Written by Jan Ove R. Ebbestad
For the 32nd time the Nordic Geological Winter Meeting was launched, this time hosted by the Geological Society of Finland at the Kumpulan Campus in Helsinki, January 13th – 15th. A well-attended meeting it was, with the wonderful mixture of geological subjects this kind of meetings bring together over the short span of three days. Besides presenting your latest work and projects, much of these conferences is about meeting friends, colleagues, and chat about all aspects of geology. E-mail, Skype and similar cannot compete with the human experience of talking to each other face to face, really.
This time the Digermulen Early Life Research group was only represented by one participant, and a synopsis of the two GSA talks last autumn on the Ediacaran part of the succession was given. Because of new data presented at the meeting, the talk had to be adjusted to accommodate for this.

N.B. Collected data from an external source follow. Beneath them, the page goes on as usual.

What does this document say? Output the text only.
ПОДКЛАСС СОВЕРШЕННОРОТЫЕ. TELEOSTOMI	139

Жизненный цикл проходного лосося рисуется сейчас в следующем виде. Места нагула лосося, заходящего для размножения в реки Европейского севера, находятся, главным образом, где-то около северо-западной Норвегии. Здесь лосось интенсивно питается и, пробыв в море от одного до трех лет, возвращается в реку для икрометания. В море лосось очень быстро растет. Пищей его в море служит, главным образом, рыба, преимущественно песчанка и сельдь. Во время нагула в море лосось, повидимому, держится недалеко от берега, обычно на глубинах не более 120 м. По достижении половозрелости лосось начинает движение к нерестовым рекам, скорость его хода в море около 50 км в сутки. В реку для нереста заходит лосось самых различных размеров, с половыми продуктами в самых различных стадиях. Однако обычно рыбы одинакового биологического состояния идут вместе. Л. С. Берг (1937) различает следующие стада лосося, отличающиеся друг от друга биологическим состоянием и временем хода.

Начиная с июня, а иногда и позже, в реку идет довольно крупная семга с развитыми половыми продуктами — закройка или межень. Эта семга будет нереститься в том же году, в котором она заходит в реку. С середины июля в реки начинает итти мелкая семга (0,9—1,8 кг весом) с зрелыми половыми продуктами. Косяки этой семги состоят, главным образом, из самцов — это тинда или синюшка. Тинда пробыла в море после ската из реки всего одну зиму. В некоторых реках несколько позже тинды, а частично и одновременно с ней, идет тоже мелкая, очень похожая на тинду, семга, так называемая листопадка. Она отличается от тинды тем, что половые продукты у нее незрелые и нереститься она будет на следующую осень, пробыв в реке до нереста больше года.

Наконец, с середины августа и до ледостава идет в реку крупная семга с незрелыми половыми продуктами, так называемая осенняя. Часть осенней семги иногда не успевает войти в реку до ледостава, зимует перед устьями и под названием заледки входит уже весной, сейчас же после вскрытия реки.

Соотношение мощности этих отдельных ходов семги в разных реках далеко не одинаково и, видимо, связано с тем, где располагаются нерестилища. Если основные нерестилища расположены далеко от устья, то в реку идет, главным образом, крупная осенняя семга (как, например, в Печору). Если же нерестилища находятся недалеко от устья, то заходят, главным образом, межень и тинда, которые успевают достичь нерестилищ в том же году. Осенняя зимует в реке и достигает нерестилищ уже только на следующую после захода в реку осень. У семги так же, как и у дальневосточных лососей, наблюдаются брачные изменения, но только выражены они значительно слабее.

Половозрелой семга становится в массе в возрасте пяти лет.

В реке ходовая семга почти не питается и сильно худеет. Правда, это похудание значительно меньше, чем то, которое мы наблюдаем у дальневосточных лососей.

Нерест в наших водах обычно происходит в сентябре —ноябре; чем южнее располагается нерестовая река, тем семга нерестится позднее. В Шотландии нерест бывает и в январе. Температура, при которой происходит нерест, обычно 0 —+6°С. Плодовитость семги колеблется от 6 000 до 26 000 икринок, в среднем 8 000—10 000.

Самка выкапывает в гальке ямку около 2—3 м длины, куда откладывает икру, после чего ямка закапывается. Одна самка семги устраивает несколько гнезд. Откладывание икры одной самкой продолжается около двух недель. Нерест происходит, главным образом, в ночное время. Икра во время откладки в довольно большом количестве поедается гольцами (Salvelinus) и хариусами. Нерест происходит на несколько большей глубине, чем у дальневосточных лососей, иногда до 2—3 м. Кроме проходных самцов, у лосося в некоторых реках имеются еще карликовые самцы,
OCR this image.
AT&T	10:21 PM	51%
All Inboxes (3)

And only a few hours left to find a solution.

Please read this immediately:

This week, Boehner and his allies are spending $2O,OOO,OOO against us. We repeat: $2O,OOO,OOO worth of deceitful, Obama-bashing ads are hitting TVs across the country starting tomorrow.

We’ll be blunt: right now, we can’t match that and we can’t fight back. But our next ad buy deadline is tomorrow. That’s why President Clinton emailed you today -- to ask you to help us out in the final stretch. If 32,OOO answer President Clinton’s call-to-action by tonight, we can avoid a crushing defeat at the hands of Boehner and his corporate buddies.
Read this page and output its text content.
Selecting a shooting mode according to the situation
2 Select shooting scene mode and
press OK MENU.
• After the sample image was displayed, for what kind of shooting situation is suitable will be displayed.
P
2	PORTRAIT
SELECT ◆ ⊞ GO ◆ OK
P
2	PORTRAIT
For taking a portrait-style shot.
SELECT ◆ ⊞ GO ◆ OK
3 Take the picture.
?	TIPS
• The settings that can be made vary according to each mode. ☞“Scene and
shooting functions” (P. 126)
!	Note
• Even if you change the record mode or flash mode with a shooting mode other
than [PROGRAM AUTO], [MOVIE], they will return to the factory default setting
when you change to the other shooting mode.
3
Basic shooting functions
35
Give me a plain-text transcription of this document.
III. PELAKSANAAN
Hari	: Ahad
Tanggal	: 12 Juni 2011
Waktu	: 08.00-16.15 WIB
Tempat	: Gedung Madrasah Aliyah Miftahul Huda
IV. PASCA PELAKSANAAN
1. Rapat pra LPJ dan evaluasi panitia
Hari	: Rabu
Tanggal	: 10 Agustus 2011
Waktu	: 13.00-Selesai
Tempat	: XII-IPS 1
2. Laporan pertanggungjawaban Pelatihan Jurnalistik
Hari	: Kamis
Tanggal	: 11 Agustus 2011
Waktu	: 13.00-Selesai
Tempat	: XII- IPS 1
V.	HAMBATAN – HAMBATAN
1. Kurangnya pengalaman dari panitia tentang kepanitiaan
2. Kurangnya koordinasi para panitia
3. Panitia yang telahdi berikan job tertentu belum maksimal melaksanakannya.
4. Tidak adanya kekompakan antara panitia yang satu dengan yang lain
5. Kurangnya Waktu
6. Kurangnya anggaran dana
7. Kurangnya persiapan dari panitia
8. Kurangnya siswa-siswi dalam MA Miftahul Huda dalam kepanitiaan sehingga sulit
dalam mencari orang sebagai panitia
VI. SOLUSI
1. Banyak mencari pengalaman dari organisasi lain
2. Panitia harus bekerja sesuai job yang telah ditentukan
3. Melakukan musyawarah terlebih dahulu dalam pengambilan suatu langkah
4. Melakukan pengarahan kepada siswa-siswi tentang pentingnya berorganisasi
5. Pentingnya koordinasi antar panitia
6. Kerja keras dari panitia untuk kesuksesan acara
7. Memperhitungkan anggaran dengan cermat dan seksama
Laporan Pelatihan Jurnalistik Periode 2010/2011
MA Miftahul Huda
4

The breaking news is this: on the Digermulen and Varanger Peninsulas the Mortensnes glacial deposits have traditionally been tentatively correlated with the Gaskier glaciation, that is around 580 million years old, being separated downwards from the Marinoan (Cryogenian) glacial deposits of the Smalfjord Formation by some 400 m of siliciclastics. This very characteristic tripartite succession is typically seen in several places along the Caledonian mountain chain, all the way to the Mjøsa area in southern Norway.
Now, Risto Kumpulainen, Johan Petter Nystuen and colleagues have dated a dike that cross this tripartite package, giving a minimum age of 596 million years. Therefore the Mortensnes equivalent glacial deposits must be older than this and older than the Gaskiers which is at ~580! For our favourite succession, this means that a massive gap should be present somewhere between the Mortensnes Formation and the overlying Stáhpogieddi Formation where we find our Ediacaran fauna. Fascinating possibilities that will lead us to even more questions, no shortage of work for our group in other words.